Grand prix Sacem

Jamais je ne penserai qu’un jour, je monterai sur la scène de l’Olympia pour y recevoir un Grand Prix…

Pour moi, la passionnée de musique et de films, ça a été bien sûr une émotion très forte. Mais le moment le plus fort est celui où j’ai appris que j’allais le recevoir…

J’étais dans le train pour Nice. La Sacem m’avait laissée plusieurs messages et je me demandais quel était l’objet de cette urgence. Alors, à Aix en Provence, lors de l’arrêt du train, j’ai rappelé. Le train est reparti, je ressentais comme un tourbillon au fond de moi. J’ai vu mes 20 ans de carrière défiler sous mes yeux.

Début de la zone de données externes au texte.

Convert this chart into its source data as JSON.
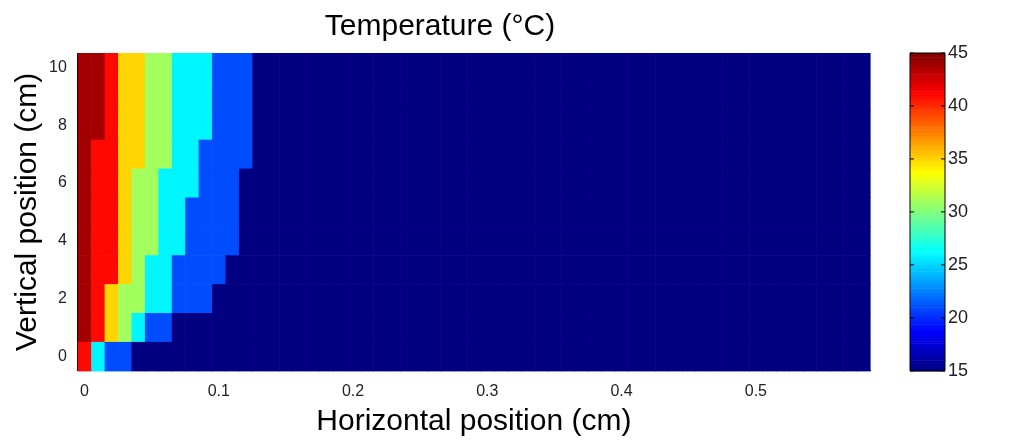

Je ressentais chaque moment qui a été important de façon très intense. Je pensais à ceux qui m’ont aidé à démarrer et à tous ceux qui ont fait équipe avec moi pendant toutes ces années et pour qui j’ai une reconnaissance éternelle. Réaliser est un travail d’équipe et de confiance. Ce Grand Prix est arrivé comme un trait d’union entre 20 ans passés, déjà… et ces années qui s’annoncent différentes avec tous les changements que nous vivons dans les médias, le numérique et les nouvelles écritures. Ce Grand prix est arrivé aussi à un tournant de ma vie. J’ai commencé à réaliser à la naissance de ma deuxième fille, et cette année là, elles quittaient le nid familial.

 

Oui, ce prix vient comme un trait d’union parce que mes pivots, j’appelle pivots les personnes qui m’ont entourée durant ces années, sont toujours près de moi… Trait d’union qu’avec de nouvelles personnes nous réfléchissons au sens de notre métier. Trait d’union parce que j’ai toujours le même amour pour mon métier qu’au premier jour… Réaliser est un métier passionnant et difficile, l’avoir fait en tant que femme a été une découverte de tous les jours, j’aurai aimé rencontrer plus de modèles féminins lors de mes débuts… La vie en a décidé autrement. C’est donc ainsi, seule, que j’ai écrit cette partie de mon histoire. C’est pourquoi, je dédie une fois de plus ce prix bien sûr à tous mes collaborateurs, mais surtout à mes filles et aux 15 réalisatrices africaines que j’encadrais à ce moment là pour Canal + Afrique. Je rajouterai aujourd’hui, à tous ceux qui écoutent leur part intuitive, leur envie quel qu’elle soit et d’aller au bout de leur rêve. Le meilleur film à réaliser est celui de sa propre vie.